Currently, Santana is easing in as an elder statesman of both rock and Latin music. The rise of the rock en español movement has made him a transcendent godfather. A guitarist who took the blues as preached by BB King and played them with the soul of a violinist in a world-class Mexican mariachi, resulting in an original voice that sings through electric strings.

In North American rock 'n' roll, Santana has lived several incarnations but his spirituality and outspoken viewpoints have made him an important voice for humanity. This past summer, he donated the profits of his "Shaman Summer Tour" with Angelique Kidjo to raise money for ANSA (Artists for a New South Africa), who will use the funds to help fight the HIV/AIDS crisis in Africa; a noble gesture in conjunction with his wife Deborah Santana, who also runs The Milagro Foundation.

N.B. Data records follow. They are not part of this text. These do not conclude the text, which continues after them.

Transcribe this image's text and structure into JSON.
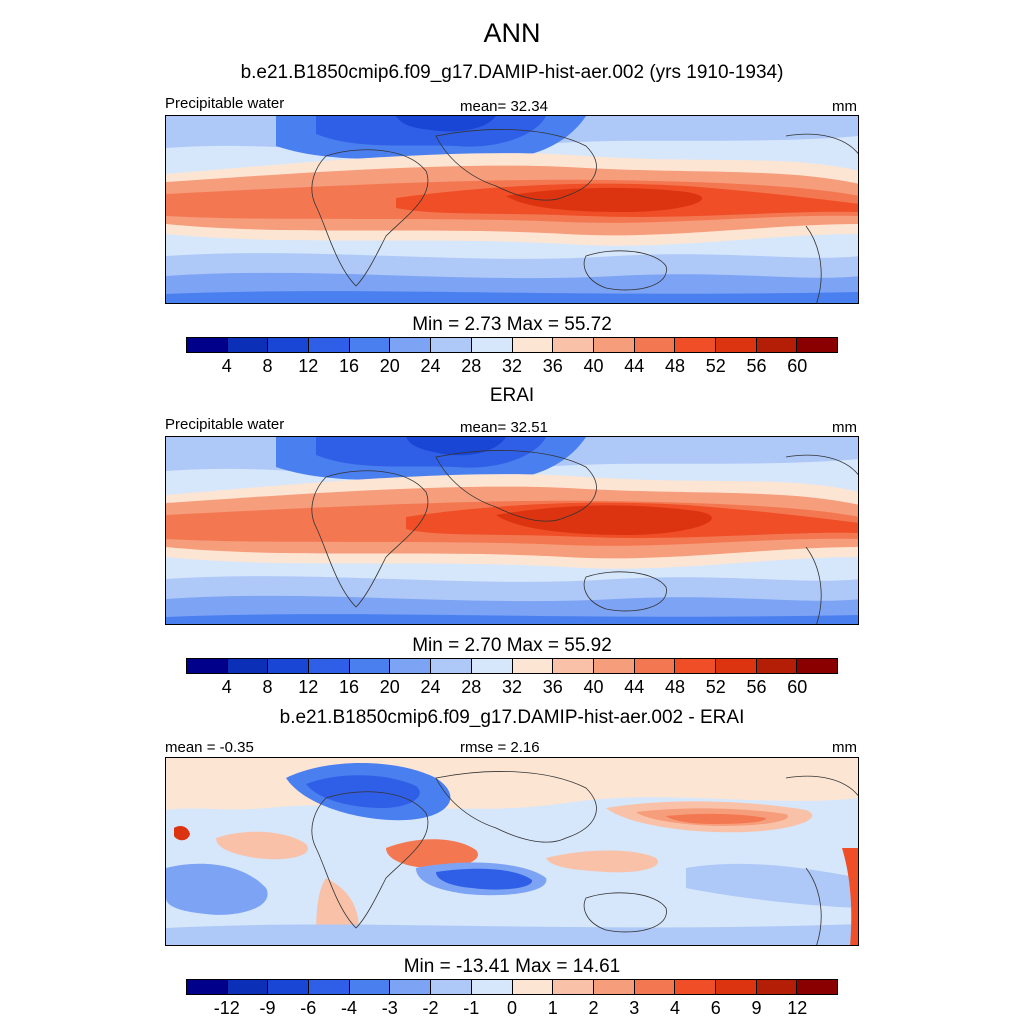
{
  "title": "ANN",
  "colors": {
    "abs_palette": [
      "#00008b",
      "#0c2fb8",
      "#1a46d6",
      "#2f5fe6",
      "#4a7ff0",
      "#7ca3f4",
      "#aec8f8",
      "#d6e6fb",
      "#fde5d3",
      "#f9c2a8",
      "#f69d7c",
      "#f37852",
      "#ef4e26",
      "#dc3410",
      "#b41d06",
      "#8a0000"
    ],
    "diff_palette": [
      "#00008b",
      "#0c2fb8",
      "#1a46d6",
      "#2f5fe6",
      "#4a7ff0",
      "#7ca3f4",
      "#aec8f8",
      "#d6e6fb",
      "#fde5d3",
      "#f9c2a8",
      "#f69d7c",
      "#f37852",
      "#ef4e26",
      "#dc3410",
      "#b41d06",
      "#8a0000"
    ]
  },
  "panels": [
    {
      "subtitle": "b.e21.B1850cmip6.f09_g17.DAMIP-hist-aer.002 (yrs 1910-1934)",
      "left_label": "Precipitable water",
      "center_label": "mean=  32.34",
      "right_label": "mm",
      "minmax": "Min =   2.73 Max =  55.72",
      "ticks": [
        "4",
        "8",
        "12",
        "16",
        "20",
        "24",
        "28",
        "32",
        "36",
        "40",
        "44",
        "48",
        "52",
        "56",
        "60"
      ]
    },
    {
      "subtitle": "ERAI",
      "left_label": "Precipitable water",
      "center_label": "mean=  32.51",
      "right_label": "mm",
      "minmax": "Min =   2.70 Max =  55.92",
      "ticks": [
        "4",
        "8",
        "12",
        "16",
        "20",
        "24",
        "28",
        "32",
        "36",
        "40",
        "44",
        "48",
        "52",
        "56",
        "60"
      ]
    },
    {
      "subtitle": "b.e21.B1850cmip6.f09_g17.DAMIP-hist-aer.002 - ERAI",
      "left_label": "mean =  -0.35",
      "center_label": "rmse =   2.16",
      "right_label": "mm",
      "minmax": "Min = -13.41 Max =  14.61",
      "ticks": [
        "-12",
        "-9",
        "-6",
        "-4",
        "-3",
        "-2",
        "-1",
        "0",
        "1",
        "2",
        "3",
        "4",
        "6",
        "9",
        "12"
      ]
    }
  ]
}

Since 1969, when Santana exploded onto the national rock scene at Woodstock, he has never stopped to look back. Touring, recording and evolving, he has remained true to the sound he pioneered through thick and thin. He's ridden the roller coaster of pop critic vermin and spoken his mind. Those early hits--Evil Ways, Oye Cómo Va, Black Magic Woman and all the rest--kept him going.

The revival of Carlos Santana to multi-platinum superstar status with Supernatural and Shaman is a miraculous rebound. Now his guitar licks are heard on hit singles and perhaps in their commercialized form seem cliché. But he still possesses the power to make the hairs on the back of your neck stand up as a guitar improviser, and has evolved into the most recognizable rock 'n' roll Latino musical voice on the planet.

Santana is the torchbearer to the next generation. Playing brilliant guitar, he brings people together with his gift. Jazz great Dizzy Gillespie once said he believed his greatest contribution might not be in music but as a humanitarian. As he expressed, "it's better than money."

The icons of 20th century Latin music are leaving us. We mourn, pray and thank them for bringing a bit of beauty into our lives. But when a tree dies, it dissolves back into the earth to nourish the soil and whatever else is planted there. While Carlos Santana may not have ever performed with Celia Cruz of Compay Segundo, he sprouted leaves from their branches as musical pioneers. Now they are part of the earth that gives him life.